Spirit shares rose 3.2% Friday to $1.29 as of 11 a.m. in New York trading. Frontier joined most other US airlines in sliding about 1% to $4.67. 

The meeting occurred less than a week after Spirit secured a lifeline by borrowing all of the $275 million available through a revolving credit facility, allowing it to avoid a liquidity crisis that had threatened its ability to accept credit card payments. 

A Spirit Airlines plane at New York’s LaGuardia Airport on August 19, 2025. Photographer: Michael Nagle/Bloomberg

The airline, which warned investors earlier this month it might not survive if it can’t raise cash quickly enough, has said it may sell aircraft, real estate and excess airport gates. It also could seek to renegotiate costly aircraft leasing contracts. 

Spirit’s efforts to turn around its operations ran up against a dramatic falloff in US air travel earlier this year as Americans grappled with high prices, inflation and economic uncertainty. 

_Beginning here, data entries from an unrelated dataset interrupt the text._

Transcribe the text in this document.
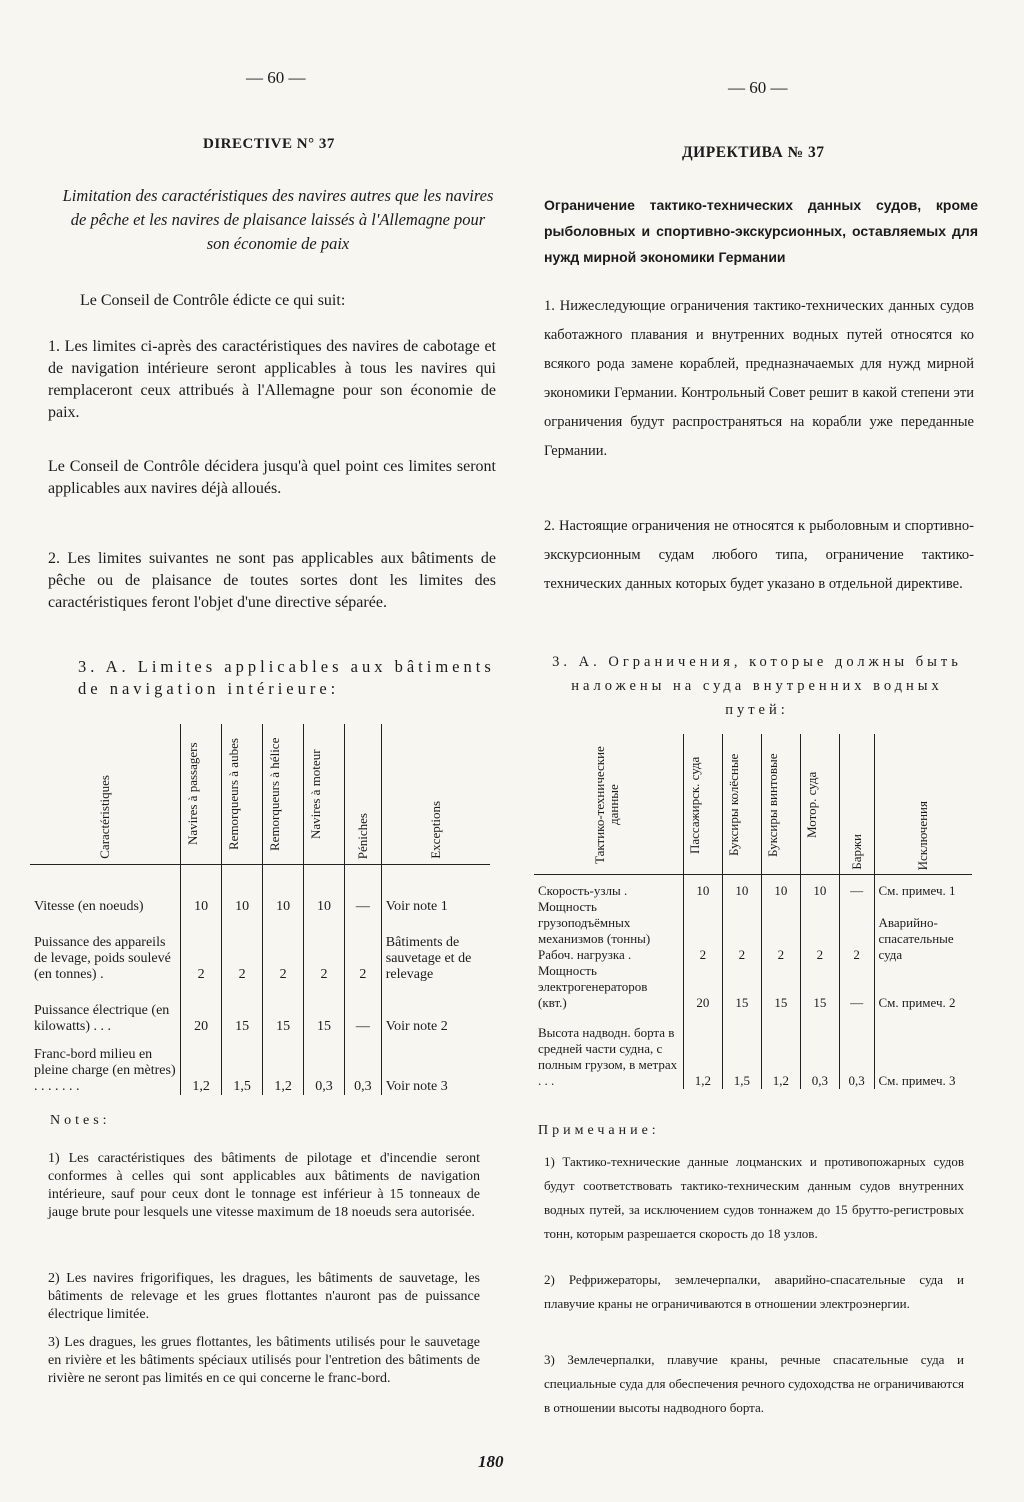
— 60 —
DIRECTIVE N° 37
Limitation des caractéristiques des navires autres que les navires de pêche et les navires de plaisance laissés à l'Allemagne pour son économie de paix
Le Conseil de Contrôle édicte ce qui suit:
1. Les limites ci-après des caractéristiques des navires de cabotage et de navigation intérieure seront applicables à tous les navires qui remplaceront ceux attribués à l'Allemagne pour son économie de paix.
Le Conseil de Contrôle décidera jusqu'à quel point ces limites seront applicables aux navires déjà alloués.
2. Les limites suivantes ne sont pas applicables aux bâtiments de pêche ou de plaisance de toutes sortes dont les limites des caractéristiques feront l'objet d'une directive séparée.
3. A. Limites applicables aux bâtiments de navigation intérieure:
Caractéristiques	Navires à passagers	Remorqueurs à aubes	Remorqueurs à hélice	Navires à moteur	Péniches	Exceptions
Vitesse (en noeuds)	10	10	10	10	—	Voir note 1
Puissance des appareils de levage, poids soulevé (en tonnes) .	2	2	2	2	2	Bâtiments de sauvetage et de relevage
Puissance électrique (en kilowatts) . . .	20	15	15	15	—	Voir note 2
Franc-bord milieu en pleine charge (en mètres) . . . . . . .	1,2	1,5	1,2	0,3	0,3	Voir note 3
Notes:
1) Les caractéristiques des bâtiments de pilotage et d'incendie seront conformes à celles qui sont applicables aux bâtiments de navigation intérieure, sauf pour ceux dont le tonnage est inférieur à 15 tonneaux de jauge brute pour lesquels une vitesse maximum de 18 noeuds sera autorisée.
2) Les navires frigorifiques, les dragues, les bâtiments de sauvetage, les bâtiments de relevage et les grues flottantes n'auront pas de puissance électrique limitée.
3) Les dragues, les grues flottantes, les bâtiments utilisés pour le sauvetage en rivière et les bâtiments spéciaux utilisés pour l'entretion des bâtiments de rivière ne seront pas limités en ce qui concerne le franc-bord.
— 60 —
ДИРЕКТИВА № 37
Ограничение тактико-технических данных судов, кроме рыболовных и спортивно-экскурсионных, оставляемых для нужд мирной экономики Германии
1. Нижеследующие ограничения тактико-технических данных судов каботажного плавания и внутренних водных путей относятся ко всякого рода замене кораблей, предназначаемых для нужд мирной экономики Германии. Контрольный Совет решит в какой степени эти ограничения будут распространяться на корабли уже переданные Германии.
2. Настоящие ограничения не относятся к рыболовным и спортивно-экскурсионным судам любого типа, ограничение тактико-технических данных которых будет указано в отдельной директиве.
3. А. Ограничения, которые должны быть наложены на суда внутренних водных путей:
Тактико-технические данные	Пассажирск. суда	Буксиры колёсные	Буксиры винтовые	Мотор. суда	Баржи	Исключения
Скорость-узлы .	10	10	10	10	—	См. примеч. 1
Мощность грузоподъёмных механизмов (тонны) Рабоч. нагрузка .	2	2	2	2	2	Аварийно-спасательные суда
Мощность электрогенераторов (квт.)	20	15	15	15	—	См. примеч. 2
Высота надводн. борта в средней части судна, с полным грузом, в метрах . . .	1,2	1,5	1,2	0,3	0,3	См. примеч. 3
Примечание:
1) Тактико-технические данные лоцманских и противопожарных судов будут соответствовать тактико-техническим данным судов внутренних водных путей, за исключением судов тоннажем до 15 брутто-регистровых тонн, которым разрешается скорость до 18 узлов.
2) Рефрижераторы, землечерпалки, аварийно-спасательные суда и плавучие краны не ограничиваются в отношении электроэнергии.
3) Землечерпалки, плавучие краны, речные спасательные суда и специальные суда для обеспечения речного судоходства не ограничиваются в отношении высоты надводного борта.
180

Frontier and Franke have pushed for years for a combination of the two lower-cost carriers, which once specialized in offering heavily discounted ticket prices while charging travelers for anything else — including printed boarding passes and inflight water. Both have recently begun to offer more upscale options in a bid to expand their customer base.

Spirit rejected an 11th-hour Frontier offer in January, following its November bankruptcy filing. The $2.2 billion proposal was “inadequate and unactionable,” Spirit said at that time. 

Moody’s Ratings downgraded its rating on Spirit on Aug. 22, citing the carrier’s “deteriorating liquidity” and forecast that it could burn through more than $500 million in cash this year because of weak domestic leisure travel demand and a difficult pricing environment. 

Spirit filed for Chapter 11 protection in November to restructure about $1.6 billion in debt after losing ground post-pandemic as larger airlines lured travelers away by offering more basic-economy fares. 

A Frontier Airlines airplane taxis to a gate at Denver International Airport on February 7, 2022.Photographer: Michael Ciaglo/Bloomberg

It was also hit by an engine manufacturing defect that grounded a portion of its aircraft fleet and historically high labor costs under new contracts. 

The carrier emerged from bankruptcy protection in March.

The airline reduced debt by $795 million during the bankruptcy by converting it into equity stakes for its largest bondholders including Citadel Advisors, Pacific Investment Management Co. and Western Asset Management Co.